Any feed back would be great, i realize its quite verbose in terms of the amount of code i used, and will one day proof read any spelling errors etc. Am also looking into breaking it down in Class’s so as to lessen the amount of code required. Although im quite happy with the results, which is more about the process of solidifying some of the skills i have learned from codecacademy so far.

Thanken ye all…

lisalisaj · May 9, 2021, 2:39pm

A thought…Rather than write out the code to get the stats for each region (mean, std, median)…you could first break out the regions using .iloc[()].values like so:

southwest = df.iloc[(df['region']=='southwest').values]
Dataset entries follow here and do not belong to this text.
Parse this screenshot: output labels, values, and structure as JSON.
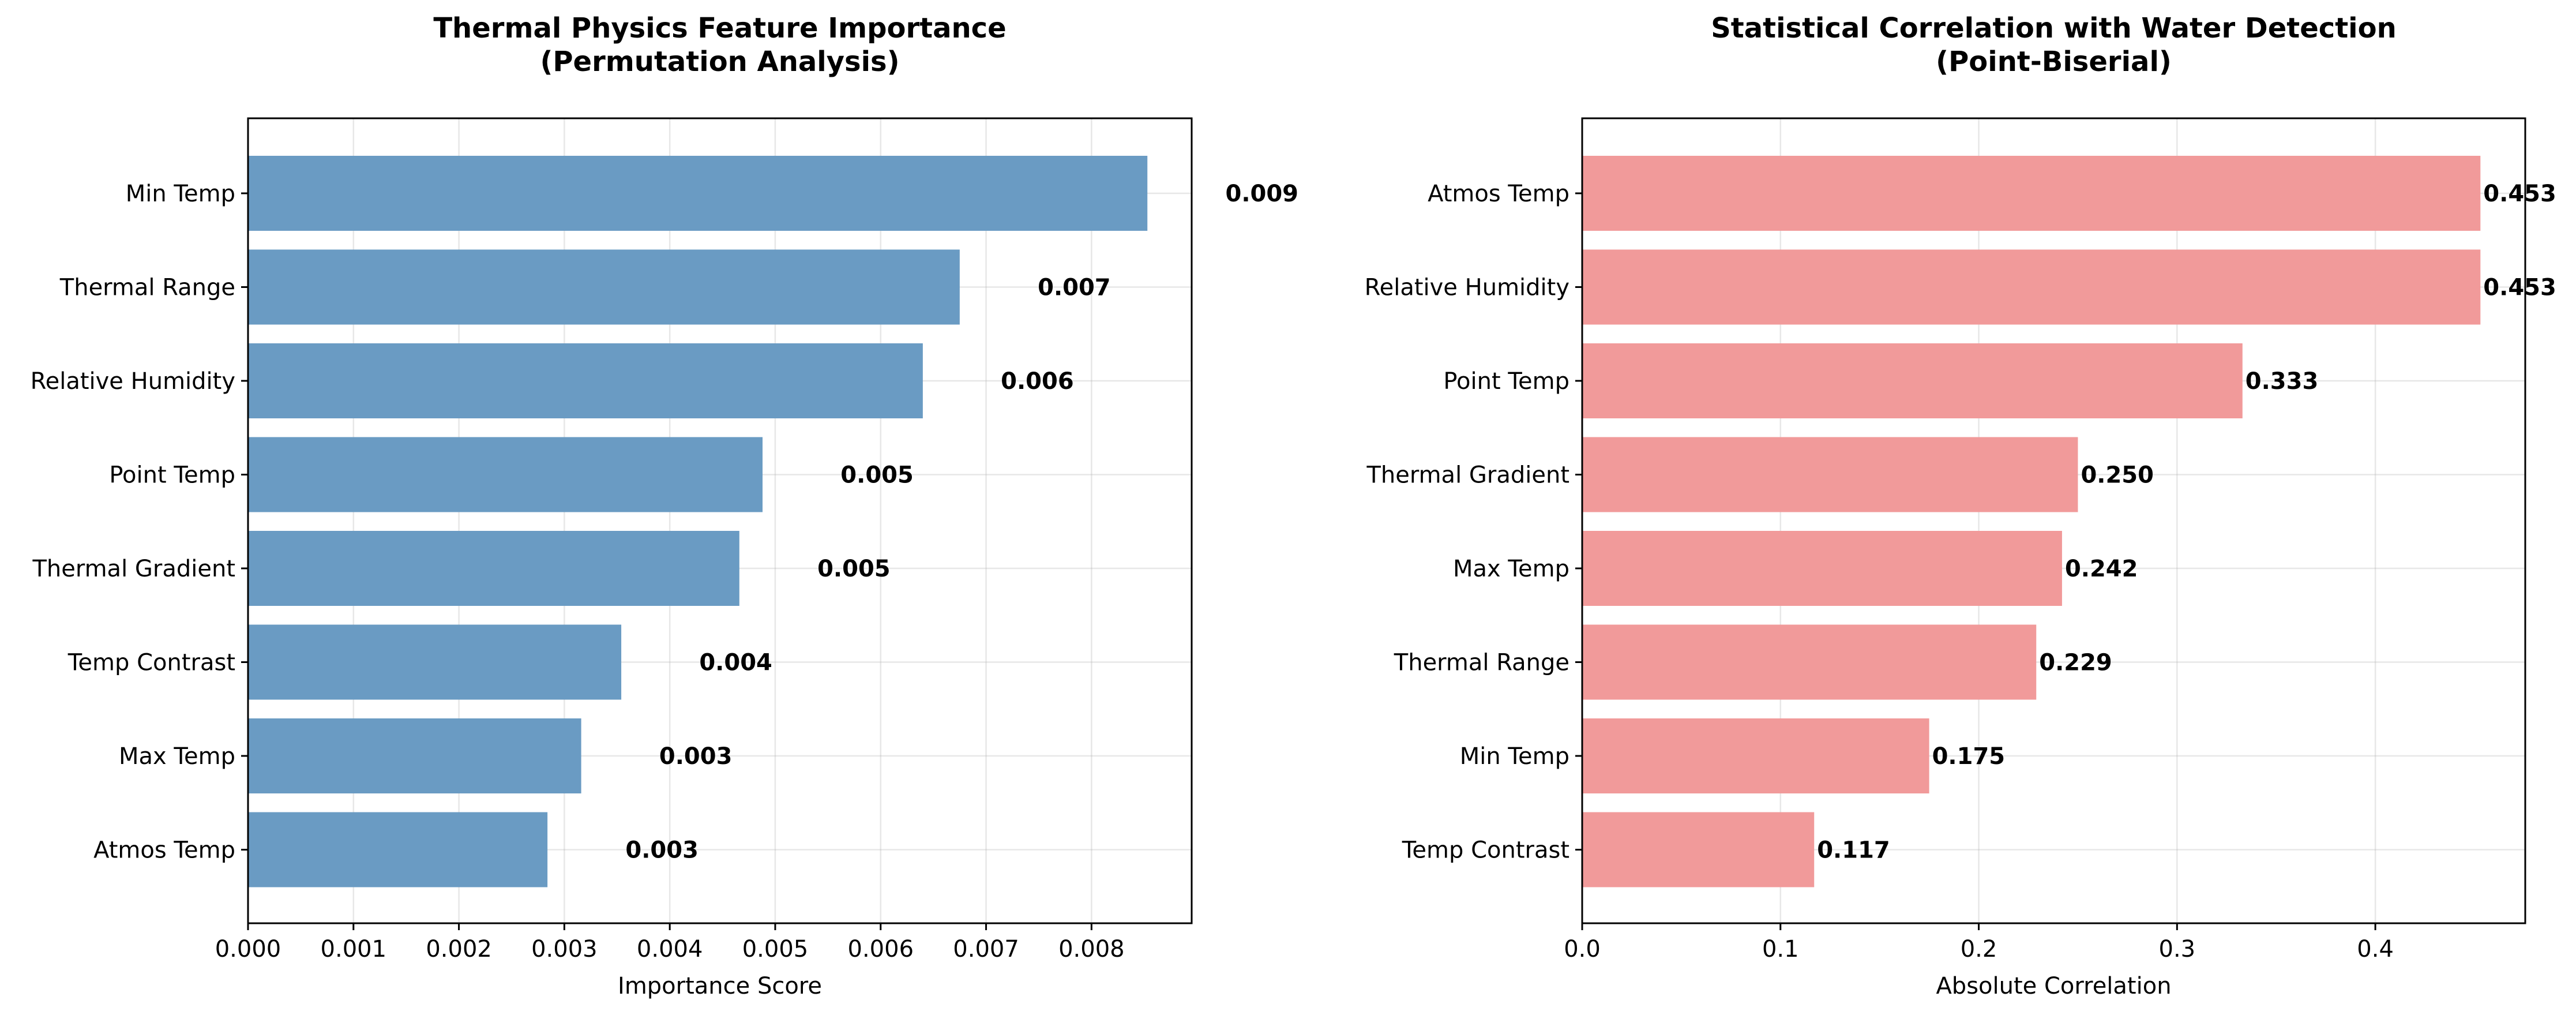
{
  "chart_data": [
    {
      "type": "bar",
      "orientation": "horizontal",
      "title": "Thermal Physics Feature Importance\n(Permutation Analysis)",
      "xlabel": "Importance Score",
      "ylabel": "",
      "categories": [
        "Min Temp",
        "Thermal Range",
        "Relative Humidity",
        "Point Temp",
        "Thermal Gradient",
        "Temp Contrast",
        "Max Temp",
        "Atmos Temp"
      ],
      "values": [
        0.00853,
        0.00675,
        0.0064,
        0.00488,
        0.00466,
        0.00354,
        0.00316,
        0.00284
      ],
      "value_labels": [
        "0.009",
        "0.007",
        "0.006",
        "0.005",
        "0.005",
        "0.004",
        "0.003",
        "0.003"
      ],
      "xlim": [
        0,
        0.00895
      ],
      "xticks": [
        "0.000",
        "0.001",
        "0.002",
        "0.003",
        "0.004",
        "0.005",
        "0.006",
        "0.007",
        "0.008"
      ],
      "xtick_values": [
        0,
        0.001,
        0.002,
        0.003,
        0.004,
        0.005,
        0.006,
        0.007,
        0.008
      ],
      "color": "#6a9bc3",
      "grid": true
    },
    {
      "type": "bar",
      "orientation": "horizontal",
      "title": "Statistical Correlation with Water Detection\n(Point-Biserial)",
      "xlabel": "Absolute Correlation",
      "ylabel": "",
      "categories": [
        "Atmos Temp",
        "Relative Humidity",
        "Point Temp",
        "Thermal Gradient",
        "Max Temp",
        "Thermal Range",
        "Min Temp",
        "Temp Contrast"
      ],
      "values": [
        0.453,
        0.453,
        0.333,
        0.25,
        0.242,
        0.229,
        0.175,
        0.117
      ],
      "value_labels": [
        "0.453",
        "0.453",
        "0.333",
        "0.250",
        "0.242",
        "0.229",
        "0.175",
        "0.117"
      ],
      "xlim": [
        0,
        0.4756
      ],
      "xticks": [
        "0.0",
        "0.1",
        "0.2",
        "0.3",
        "0.4"
      ],
      "xtick_values": [
        0,
        0.1,
        0.2,
        0.3,
        0.4
      ],
      "color": "#f19a9a",
      "grid": true
    }
  ]
}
And then just use the .describe() method on the bmi column:

southwest['bmi'].describe()

which results in:

count    325.000000
mean      30.596615
std        5.691836
min       17.400000
25%       26.900000
50%       30.300000
75%       34.600000
max       47.600000
Name: bmi, dtype: float64

See the documentation here.

lisalisaj · May 9, 2021, 3:10pm

imo you don’t need to create classes. Pandas is quite powerful in its own right (in addition to using scipy.stats & math libraries). If you can write a function you can run two-tailed t-test for statistical significance and figure out the strength of the relationship between the variables using Cohen’s d too.